La lesione di altri nervi specificati a livello del collo (codice ICD-11: NA4Y) si riferisce a un danno traumatico o iatrogeno che colpisce strutture nervose periferiche situate nella regione cervicale, escludendo i grandi plessi (come il plesso brachiale) che possiedono una codifica specifica. Il collo è una regione anatomica estremamente complessa e densa, dove transitano nervi fondamentali per il controllo motorio della spalla, della lingua, della laringe, del diaframma e per la regolazione del sistema nervoso autonomo.

In questa categoria rientrano tipicamente le lesioni del nervo accessorio spinale (XI nervo cranico), del nervo frenico, del nervo ipoglosso (XII nervo cranico) nel suo decorso cervicale e della catena simpatica cervicale. Queste lesioni possono variare in gravità, andando dalla neuroaprassia (un blocco temporaneo della conduzione nervosa senza interruzione della fibra) all'assonotmesi (interruzione degli assoni ma conservazione delle guaine) fino alla neurotmesi (recisione completa del nervo).

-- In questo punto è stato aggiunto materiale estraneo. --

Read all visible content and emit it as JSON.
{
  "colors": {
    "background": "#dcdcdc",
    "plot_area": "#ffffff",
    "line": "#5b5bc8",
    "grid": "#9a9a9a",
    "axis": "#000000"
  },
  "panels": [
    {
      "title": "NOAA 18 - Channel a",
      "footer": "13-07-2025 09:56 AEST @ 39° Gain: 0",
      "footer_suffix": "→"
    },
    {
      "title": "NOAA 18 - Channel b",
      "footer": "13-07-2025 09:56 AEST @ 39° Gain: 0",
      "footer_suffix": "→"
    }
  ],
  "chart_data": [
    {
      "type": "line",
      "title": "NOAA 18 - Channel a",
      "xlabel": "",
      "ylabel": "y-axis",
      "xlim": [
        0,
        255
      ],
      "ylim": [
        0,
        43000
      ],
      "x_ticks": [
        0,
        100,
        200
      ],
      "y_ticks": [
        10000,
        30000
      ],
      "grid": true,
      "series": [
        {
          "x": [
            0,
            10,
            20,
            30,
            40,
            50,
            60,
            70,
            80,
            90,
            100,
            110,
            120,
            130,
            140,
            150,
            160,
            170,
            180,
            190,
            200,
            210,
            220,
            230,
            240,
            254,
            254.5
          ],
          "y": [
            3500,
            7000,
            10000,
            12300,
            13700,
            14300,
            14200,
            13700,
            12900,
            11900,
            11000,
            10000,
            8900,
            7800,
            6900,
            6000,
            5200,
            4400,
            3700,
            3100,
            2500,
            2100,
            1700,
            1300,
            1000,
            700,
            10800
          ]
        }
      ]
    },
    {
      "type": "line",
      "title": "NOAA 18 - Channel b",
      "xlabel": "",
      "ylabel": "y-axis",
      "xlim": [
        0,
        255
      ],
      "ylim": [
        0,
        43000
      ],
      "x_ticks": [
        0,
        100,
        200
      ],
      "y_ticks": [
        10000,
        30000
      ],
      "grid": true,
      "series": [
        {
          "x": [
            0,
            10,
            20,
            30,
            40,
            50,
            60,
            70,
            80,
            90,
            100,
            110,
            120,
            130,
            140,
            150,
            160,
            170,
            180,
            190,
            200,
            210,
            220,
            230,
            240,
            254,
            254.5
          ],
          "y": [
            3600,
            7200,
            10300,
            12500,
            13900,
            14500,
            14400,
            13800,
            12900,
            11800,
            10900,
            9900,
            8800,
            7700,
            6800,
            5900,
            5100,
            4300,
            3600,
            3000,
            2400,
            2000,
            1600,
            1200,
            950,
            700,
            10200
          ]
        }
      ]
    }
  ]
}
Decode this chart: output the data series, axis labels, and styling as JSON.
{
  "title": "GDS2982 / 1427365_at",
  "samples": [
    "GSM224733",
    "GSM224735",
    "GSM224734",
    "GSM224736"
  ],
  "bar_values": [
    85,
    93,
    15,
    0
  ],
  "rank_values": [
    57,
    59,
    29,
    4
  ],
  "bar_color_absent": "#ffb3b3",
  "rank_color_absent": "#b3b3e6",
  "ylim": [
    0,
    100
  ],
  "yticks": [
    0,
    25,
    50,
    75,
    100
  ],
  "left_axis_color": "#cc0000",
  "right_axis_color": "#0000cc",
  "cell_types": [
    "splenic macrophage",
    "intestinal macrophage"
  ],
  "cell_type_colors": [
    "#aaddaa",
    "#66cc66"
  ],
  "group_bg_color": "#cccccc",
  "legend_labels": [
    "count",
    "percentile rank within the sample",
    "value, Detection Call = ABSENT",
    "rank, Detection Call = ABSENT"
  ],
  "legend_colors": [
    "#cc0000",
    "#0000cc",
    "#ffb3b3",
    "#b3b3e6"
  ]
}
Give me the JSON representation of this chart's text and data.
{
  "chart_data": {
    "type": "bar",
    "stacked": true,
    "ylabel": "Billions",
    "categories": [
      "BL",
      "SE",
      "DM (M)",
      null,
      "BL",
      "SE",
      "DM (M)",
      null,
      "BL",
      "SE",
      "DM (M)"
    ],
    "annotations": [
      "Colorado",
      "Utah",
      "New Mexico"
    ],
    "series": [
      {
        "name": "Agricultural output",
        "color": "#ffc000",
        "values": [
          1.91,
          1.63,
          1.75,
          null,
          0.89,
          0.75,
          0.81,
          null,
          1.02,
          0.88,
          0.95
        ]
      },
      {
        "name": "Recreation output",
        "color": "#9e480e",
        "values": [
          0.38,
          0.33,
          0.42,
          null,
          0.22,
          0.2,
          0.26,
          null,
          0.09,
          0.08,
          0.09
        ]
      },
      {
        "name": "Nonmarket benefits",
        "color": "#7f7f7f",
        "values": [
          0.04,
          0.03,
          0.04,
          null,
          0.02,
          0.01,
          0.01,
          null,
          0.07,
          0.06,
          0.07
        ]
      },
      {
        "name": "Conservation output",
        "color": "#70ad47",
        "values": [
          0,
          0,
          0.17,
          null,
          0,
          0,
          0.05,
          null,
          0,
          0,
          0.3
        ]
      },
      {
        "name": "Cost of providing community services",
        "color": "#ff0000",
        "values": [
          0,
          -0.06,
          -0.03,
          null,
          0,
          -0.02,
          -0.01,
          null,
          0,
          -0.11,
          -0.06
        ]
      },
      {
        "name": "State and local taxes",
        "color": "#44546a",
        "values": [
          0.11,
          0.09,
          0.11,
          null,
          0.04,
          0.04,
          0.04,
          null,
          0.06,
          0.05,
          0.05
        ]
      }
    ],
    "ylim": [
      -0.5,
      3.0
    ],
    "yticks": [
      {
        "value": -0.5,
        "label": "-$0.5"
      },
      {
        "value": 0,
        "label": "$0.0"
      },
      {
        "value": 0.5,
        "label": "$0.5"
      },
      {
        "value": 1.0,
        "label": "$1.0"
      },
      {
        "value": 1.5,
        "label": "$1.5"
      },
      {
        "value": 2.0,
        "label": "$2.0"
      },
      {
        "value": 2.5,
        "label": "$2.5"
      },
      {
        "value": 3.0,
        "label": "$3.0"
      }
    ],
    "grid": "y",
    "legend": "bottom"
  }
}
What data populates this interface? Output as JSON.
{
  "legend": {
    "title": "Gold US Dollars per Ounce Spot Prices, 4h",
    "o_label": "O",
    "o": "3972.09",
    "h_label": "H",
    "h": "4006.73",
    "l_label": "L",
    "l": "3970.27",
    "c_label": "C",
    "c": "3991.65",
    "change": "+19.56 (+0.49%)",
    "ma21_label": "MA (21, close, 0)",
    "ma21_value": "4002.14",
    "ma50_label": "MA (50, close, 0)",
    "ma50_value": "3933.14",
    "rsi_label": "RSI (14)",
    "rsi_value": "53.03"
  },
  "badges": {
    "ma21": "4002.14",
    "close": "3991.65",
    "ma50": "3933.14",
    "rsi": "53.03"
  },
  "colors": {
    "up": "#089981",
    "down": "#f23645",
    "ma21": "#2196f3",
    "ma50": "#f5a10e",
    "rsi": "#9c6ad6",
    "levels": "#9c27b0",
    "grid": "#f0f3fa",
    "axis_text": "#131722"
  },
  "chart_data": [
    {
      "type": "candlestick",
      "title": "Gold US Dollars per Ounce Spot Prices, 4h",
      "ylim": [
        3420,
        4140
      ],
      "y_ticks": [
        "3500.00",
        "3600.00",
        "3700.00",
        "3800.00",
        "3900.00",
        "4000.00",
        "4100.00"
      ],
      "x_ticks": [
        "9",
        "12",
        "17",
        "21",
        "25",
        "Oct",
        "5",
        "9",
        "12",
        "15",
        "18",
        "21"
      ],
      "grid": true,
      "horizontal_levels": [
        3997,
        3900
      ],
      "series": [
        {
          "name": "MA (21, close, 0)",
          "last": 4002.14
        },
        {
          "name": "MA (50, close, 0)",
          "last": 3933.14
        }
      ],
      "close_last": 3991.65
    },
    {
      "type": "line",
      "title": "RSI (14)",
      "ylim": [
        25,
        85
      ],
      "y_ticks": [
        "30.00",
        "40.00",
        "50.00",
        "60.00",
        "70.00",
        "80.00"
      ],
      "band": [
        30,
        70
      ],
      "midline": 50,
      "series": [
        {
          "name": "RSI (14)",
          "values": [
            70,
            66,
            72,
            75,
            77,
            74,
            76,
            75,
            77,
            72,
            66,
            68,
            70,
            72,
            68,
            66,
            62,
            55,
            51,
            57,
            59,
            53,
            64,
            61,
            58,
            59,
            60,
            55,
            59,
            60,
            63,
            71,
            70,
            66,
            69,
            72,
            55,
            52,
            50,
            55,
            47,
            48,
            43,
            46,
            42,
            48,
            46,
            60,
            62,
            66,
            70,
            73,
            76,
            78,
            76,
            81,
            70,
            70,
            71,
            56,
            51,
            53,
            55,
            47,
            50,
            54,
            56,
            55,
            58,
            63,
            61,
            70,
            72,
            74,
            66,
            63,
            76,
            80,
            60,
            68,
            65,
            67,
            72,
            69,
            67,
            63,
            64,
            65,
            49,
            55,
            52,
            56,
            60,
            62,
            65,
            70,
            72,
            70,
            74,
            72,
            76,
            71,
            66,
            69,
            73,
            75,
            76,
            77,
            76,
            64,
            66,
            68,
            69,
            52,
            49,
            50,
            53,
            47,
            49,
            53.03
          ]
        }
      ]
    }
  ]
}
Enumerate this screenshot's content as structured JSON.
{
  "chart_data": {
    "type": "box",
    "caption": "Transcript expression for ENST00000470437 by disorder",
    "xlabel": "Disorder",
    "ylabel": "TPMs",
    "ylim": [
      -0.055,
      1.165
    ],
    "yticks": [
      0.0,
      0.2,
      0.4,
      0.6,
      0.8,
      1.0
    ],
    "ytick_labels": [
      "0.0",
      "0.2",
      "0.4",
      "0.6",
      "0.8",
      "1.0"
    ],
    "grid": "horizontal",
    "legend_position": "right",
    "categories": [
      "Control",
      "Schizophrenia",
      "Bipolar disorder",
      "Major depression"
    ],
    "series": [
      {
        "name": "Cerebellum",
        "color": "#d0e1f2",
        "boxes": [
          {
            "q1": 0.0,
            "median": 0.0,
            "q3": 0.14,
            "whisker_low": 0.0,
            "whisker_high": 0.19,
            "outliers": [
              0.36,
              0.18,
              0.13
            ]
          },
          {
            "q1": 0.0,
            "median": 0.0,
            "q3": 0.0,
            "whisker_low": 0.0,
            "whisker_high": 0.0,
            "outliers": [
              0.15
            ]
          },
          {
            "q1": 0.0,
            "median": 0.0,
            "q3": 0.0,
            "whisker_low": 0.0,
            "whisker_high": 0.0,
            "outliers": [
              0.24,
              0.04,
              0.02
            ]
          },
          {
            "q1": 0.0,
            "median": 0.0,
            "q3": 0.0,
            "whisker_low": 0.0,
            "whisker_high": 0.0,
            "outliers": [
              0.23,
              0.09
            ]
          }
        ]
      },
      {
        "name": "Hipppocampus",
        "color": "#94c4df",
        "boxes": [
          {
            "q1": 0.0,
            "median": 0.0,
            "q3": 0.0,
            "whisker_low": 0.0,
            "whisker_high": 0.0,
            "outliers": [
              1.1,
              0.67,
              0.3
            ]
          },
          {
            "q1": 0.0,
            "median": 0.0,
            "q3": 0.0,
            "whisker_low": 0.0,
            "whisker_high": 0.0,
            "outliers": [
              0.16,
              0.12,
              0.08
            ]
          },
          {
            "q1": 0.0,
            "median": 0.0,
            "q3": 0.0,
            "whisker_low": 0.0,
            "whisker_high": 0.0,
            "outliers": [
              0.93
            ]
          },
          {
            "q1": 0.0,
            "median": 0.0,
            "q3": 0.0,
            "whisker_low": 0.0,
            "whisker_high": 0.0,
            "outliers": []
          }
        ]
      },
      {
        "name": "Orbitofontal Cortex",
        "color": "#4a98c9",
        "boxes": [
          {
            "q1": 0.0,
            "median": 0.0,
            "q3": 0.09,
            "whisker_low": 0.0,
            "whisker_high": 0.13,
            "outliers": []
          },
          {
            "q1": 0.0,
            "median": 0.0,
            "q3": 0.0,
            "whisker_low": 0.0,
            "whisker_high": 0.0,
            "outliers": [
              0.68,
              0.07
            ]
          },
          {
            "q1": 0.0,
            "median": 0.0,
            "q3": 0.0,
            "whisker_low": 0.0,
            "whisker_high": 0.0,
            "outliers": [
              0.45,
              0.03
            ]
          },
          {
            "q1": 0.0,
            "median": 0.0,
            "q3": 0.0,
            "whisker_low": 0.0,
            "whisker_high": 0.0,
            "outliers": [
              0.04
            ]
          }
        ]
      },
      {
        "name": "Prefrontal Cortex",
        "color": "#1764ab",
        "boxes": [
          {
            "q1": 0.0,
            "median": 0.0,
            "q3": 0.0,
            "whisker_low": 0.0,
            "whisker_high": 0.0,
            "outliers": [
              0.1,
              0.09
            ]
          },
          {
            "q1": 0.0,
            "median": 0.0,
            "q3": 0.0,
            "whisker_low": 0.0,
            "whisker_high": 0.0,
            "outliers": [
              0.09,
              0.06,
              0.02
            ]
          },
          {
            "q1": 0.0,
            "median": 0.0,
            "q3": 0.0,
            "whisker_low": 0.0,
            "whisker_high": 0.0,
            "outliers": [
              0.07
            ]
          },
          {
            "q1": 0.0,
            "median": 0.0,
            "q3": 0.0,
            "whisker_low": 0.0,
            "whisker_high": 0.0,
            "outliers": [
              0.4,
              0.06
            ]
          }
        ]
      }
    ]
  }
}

Comprendere quale nervo sia stato danneggiato è cruciale, poiché ognuno di essi governa funzioni vitali o motorie specifiche. Ad esempio, una compromissione del nervo frenico può alterare la meccanica respiratoria, mentre una lesione del nervo accessorio può limitare drasticamente la mobilità dell'arto superiore. La gestione di queste condizioni richiede spesso un approccio multidisciplinare che coinvolge neurologi, neurochirurghi e fisioterapisti.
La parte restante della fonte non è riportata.